Solvation and desolvation effects in protein folding: native flexibility, kinetic cooperativity and enthalpic barriers under isostability conditions.

As different parts of a protein chain approach one another during folding, they are expected to encounter desolvation barriers before optimal packing is achieved. This impediment originates from the water molecule's finite size, which entails a net energetic cost for water exclusion when the formation of compensating close intraprotein contacts is not yet complete. Based on recent advances, we extend our exploration of these microscopic elementary desolvation barriers' roles in the emergence of generic properties of protein folding.
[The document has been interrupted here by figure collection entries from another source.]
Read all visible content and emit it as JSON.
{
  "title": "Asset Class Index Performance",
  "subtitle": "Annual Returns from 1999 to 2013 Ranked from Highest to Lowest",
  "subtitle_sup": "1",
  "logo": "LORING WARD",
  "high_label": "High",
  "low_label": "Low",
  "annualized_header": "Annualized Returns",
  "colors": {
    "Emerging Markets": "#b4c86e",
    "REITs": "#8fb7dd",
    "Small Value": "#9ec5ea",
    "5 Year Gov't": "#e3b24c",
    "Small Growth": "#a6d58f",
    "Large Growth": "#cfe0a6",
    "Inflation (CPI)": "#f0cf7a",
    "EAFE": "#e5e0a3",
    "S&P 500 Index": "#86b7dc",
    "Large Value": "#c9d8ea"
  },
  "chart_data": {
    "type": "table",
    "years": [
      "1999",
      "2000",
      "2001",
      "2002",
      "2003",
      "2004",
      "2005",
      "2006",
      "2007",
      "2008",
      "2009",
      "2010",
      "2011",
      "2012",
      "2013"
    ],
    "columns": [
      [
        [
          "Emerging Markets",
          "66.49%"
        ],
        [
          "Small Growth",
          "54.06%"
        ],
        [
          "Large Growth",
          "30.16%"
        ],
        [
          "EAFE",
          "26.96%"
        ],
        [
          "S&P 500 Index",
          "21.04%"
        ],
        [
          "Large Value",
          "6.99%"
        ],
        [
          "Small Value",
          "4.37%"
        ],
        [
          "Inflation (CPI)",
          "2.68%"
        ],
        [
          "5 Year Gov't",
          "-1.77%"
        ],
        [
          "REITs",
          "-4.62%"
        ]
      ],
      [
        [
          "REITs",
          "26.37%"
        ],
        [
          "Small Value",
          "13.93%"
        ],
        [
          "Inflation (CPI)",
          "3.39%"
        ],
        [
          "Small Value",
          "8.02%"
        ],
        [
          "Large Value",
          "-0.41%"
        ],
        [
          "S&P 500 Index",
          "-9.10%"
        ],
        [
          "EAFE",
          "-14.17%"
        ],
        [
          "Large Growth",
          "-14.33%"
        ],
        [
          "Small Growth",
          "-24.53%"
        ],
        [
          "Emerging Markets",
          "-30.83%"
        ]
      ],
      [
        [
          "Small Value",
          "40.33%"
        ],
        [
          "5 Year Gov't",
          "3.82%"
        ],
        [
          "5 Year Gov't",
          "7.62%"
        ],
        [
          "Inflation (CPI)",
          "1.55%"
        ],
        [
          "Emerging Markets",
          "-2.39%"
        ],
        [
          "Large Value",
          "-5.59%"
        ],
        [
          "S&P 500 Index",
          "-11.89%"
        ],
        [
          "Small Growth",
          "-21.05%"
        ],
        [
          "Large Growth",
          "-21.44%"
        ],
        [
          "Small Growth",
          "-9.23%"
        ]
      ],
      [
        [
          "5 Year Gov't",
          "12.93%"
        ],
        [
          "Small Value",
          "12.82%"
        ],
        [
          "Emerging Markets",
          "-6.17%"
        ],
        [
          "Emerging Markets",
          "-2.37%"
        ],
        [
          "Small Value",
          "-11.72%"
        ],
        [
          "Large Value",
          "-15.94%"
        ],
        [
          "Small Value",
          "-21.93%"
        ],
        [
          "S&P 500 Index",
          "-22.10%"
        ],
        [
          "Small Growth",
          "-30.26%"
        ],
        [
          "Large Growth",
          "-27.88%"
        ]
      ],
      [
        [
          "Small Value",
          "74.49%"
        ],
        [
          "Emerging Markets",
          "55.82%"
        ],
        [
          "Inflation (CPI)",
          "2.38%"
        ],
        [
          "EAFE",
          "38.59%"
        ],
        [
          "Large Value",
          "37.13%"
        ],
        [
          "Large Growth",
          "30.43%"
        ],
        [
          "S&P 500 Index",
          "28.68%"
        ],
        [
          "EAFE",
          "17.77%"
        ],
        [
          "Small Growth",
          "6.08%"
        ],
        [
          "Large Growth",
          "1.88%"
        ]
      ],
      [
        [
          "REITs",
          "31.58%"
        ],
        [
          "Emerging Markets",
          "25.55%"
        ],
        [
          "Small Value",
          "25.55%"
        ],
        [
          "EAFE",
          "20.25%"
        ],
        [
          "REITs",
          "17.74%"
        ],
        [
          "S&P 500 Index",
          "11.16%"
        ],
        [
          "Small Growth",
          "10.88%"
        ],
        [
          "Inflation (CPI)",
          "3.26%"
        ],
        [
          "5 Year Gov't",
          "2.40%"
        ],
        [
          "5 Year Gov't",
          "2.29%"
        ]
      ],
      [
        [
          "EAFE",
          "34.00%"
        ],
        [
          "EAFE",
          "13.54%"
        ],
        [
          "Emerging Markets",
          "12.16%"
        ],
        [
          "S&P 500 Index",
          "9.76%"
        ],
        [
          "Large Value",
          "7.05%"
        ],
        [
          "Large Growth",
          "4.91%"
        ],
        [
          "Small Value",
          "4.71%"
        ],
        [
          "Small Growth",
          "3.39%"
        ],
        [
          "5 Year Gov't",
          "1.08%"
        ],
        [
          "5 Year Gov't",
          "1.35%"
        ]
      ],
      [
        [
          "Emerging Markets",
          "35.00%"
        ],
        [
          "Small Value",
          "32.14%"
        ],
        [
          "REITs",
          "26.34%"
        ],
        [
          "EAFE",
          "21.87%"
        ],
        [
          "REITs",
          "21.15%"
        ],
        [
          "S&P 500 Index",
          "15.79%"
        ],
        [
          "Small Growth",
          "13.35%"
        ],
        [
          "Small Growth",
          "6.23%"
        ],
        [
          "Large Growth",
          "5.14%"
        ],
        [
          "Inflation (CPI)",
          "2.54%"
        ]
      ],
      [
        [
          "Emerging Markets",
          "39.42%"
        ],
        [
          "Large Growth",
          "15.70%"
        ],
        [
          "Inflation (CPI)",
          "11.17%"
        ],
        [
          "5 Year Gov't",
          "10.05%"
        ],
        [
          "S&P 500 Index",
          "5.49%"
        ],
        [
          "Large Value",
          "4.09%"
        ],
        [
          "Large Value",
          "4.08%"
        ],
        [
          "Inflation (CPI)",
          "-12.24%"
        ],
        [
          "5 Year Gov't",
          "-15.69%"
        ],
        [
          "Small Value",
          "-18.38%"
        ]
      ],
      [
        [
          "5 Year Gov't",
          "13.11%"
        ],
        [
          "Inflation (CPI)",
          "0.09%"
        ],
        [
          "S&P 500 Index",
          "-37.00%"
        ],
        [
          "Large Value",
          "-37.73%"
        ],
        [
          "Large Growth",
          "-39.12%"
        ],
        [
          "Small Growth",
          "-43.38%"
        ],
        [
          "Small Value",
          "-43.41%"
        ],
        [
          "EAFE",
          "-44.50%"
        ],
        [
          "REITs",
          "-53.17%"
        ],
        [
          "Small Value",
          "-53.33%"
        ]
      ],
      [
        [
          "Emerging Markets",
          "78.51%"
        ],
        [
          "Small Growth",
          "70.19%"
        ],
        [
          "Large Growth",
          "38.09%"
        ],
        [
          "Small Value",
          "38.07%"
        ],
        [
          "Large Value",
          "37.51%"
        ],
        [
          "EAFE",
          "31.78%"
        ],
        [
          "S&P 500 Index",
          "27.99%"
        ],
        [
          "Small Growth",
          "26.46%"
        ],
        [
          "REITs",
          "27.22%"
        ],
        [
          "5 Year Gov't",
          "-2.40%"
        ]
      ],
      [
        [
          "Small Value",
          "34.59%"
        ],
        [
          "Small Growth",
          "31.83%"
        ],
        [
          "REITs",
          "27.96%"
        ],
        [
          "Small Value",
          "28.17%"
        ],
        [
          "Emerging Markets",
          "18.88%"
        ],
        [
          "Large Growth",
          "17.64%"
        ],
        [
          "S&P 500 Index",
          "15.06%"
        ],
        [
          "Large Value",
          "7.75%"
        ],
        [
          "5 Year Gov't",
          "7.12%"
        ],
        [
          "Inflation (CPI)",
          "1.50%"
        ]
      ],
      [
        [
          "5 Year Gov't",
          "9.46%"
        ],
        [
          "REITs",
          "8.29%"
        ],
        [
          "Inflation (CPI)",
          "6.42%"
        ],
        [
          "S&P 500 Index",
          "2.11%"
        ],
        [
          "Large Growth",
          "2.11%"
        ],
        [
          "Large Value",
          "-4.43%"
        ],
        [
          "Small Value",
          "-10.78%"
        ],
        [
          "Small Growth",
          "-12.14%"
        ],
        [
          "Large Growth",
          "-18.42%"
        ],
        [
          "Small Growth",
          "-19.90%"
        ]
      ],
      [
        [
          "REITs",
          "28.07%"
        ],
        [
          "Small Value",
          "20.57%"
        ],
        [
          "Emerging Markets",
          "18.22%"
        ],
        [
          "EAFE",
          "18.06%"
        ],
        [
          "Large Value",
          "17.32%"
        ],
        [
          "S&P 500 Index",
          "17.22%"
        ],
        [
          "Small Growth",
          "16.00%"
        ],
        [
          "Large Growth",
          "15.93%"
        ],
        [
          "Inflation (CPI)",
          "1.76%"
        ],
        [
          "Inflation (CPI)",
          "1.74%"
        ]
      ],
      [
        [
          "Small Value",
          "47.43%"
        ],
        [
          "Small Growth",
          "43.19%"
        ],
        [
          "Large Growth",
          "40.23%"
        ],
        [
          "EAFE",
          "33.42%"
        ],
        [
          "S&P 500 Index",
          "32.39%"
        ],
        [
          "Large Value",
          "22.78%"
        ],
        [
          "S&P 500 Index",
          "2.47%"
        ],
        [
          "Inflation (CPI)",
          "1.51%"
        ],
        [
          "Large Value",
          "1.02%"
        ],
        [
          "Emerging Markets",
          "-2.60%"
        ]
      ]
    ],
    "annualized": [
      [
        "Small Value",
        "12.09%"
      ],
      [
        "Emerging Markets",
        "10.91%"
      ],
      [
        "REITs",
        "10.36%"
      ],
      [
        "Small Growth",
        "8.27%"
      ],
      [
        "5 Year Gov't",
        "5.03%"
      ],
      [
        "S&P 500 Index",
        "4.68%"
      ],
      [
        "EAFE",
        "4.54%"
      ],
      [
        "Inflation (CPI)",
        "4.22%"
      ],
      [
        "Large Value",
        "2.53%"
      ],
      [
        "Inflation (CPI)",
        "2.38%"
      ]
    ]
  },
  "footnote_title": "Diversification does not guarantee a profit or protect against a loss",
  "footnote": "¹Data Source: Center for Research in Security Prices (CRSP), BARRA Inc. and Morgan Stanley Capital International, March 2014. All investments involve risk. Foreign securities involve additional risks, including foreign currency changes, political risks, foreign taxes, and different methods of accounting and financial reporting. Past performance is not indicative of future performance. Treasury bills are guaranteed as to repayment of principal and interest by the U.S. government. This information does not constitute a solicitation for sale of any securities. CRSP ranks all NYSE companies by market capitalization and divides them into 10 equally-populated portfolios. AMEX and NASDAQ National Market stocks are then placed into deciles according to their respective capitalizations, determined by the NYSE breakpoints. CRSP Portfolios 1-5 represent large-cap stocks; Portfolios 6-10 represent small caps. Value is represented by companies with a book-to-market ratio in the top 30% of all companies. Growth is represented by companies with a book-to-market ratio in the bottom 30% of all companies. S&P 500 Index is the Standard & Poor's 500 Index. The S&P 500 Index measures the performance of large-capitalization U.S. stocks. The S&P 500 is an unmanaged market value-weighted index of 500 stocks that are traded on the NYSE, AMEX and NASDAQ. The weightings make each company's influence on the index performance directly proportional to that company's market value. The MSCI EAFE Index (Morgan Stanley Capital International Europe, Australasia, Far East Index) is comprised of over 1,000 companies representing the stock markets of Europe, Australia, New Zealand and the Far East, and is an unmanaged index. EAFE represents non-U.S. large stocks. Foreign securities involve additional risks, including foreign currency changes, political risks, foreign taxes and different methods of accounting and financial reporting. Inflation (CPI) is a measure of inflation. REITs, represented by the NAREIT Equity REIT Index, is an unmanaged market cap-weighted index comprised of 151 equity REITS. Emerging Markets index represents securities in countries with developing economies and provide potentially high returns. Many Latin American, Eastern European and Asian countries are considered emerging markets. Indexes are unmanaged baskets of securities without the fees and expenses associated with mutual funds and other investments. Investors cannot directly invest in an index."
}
Using continuum Gō-like C(alpha) chain models of chymotrypsin inhibitor 2 (CI2) and barnase as examples, we underscore that elementary desolvation barriers between a protein's constituent groups can significantly reduce native conformational fluctuations relative to model predictions that neglected these barriers. An increasing height of elementary desolvation barriers leads to thermodynamically more cooperative folding/unfolding transitions (i.e., higher overall empirical folding barriers) and higher degrees of kinetic cooperativity as manifested by more linear rate-stability relationships under constant temperature. Applying a spatially non-uniform thermodynamic parametrization we recently introduced for the pairwise C(alpha) potentials of mean force, the present barnase model further illustrates that desolvation is a probable physical underpinning for the experimentally observed high intrinsic enthalpic folding barrier under isostability conditions.